Schwartz was accused of handing Burch a bottle of liquor during a ceremony known as “Big/Little” that paired pledges with full-fledged members. Schwartz and another upperclassman, Jordon Hankins of Robbinsville, N.J., were charged with hazing and conspiracy to commit hazing. Hankins was accused of being the “Grand Master” of the fraternity rite that involved Burch and 19 other pledges, who were blindfolded and escorted from a fraternity house to a nearby apartment building, where they were handed liquor bottles, authorities said.
After the initiation, a drunken Burch was taken back to the fraternity house, where he was laid on a table.
A fraternity member, unable to wake Burch shortly before midnight, called 911 and began performing CPR.
Police found Burch on the floor. He died less than 36 hours later in J.W. Ruby Memorial Hospital in Morgantown, W.Va.
Hankins agreed to a similar pretrial diversion.
The hazing and conspiracy to commit hazing charges against both defendants will be dismissed June 30, 2018, pending successful completion of the diversion program.
The defendants and the Monongalia County Prosecuting Attorney’s Office agreed to the deal back in June, and Monongalia Circuit Court Judge Susan B. Tucker did not oppose it.
The Burch family declined to be interviewed about the disposition of the criminal charges against Schwartz and Hankins.
But in a statement on behalf of the family, attorney Terrence M. Connors said the parents, TJ and Kim Burch, never wanted to see the young men go to jail.

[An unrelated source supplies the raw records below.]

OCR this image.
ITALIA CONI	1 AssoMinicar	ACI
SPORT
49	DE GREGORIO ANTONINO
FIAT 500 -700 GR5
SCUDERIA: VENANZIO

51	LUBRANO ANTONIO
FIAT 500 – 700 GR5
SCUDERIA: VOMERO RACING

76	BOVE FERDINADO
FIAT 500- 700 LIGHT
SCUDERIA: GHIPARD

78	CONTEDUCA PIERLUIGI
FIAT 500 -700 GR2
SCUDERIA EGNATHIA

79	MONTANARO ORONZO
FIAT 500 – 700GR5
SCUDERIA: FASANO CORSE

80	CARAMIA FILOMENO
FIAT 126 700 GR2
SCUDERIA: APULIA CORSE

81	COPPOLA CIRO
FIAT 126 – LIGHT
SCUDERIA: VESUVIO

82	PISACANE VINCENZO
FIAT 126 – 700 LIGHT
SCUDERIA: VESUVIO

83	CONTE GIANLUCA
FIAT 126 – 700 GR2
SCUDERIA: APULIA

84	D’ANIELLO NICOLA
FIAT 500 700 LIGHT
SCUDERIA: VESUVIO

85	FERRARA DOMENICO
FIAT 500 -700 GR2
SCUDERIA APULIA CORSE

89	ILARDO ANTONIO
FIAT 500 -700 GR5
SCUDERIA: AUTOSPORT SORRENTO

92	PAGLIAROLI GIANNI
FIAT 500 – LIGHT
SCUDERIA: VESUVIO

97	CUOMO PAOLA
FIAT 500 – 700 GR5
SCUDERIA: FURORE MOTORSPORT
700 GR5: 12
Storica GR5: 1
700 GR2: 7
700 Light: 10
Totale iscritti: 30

“The focus has always been to raise public awareness regarding the unchecked culture of fraternity hazing that has claimed the lives of Nolan and dozens of other students around the country.
That is the goal of the civil litigation,” Connors said.
Schwartz ended up leaving West Virginia University and enrolling at another college to pursue a degree, McCoid said.
In Amherst, Schwartz and Burch lived only a few blocks away from each other, off of Maple Road near Hopkins Road.
They did not know each other well prior to Burch’s pledging the fraternity, but McCoid described Schwartz and Burch as “friendly” while they were at West Virginia together.
Schwartz gave Burch a ride home from Morgantown during a fall break in 2014.
Burch’s parents filed a wrongful-death suit in 2015, accusing the fraternity of pressuring their son “to drink excessive amounts of alcohol in order to be accepted for admission into Kappa Sigma.”
In addition to the fraternity, the suit also named as defendants the university, Hankins and Schwartz and the owners of the apartment building where the drinking occurred.
The Burches, through Connors, argued in court papers that the university was negligent because it allowed Kappa Sigma to operate as a student organization despite knowing that it promoted hazing, excessive drinking and underage drinking. The lawsuit also contends that the university did not investigate allegations of fraternity misconduct. The case is still in its discovery phase.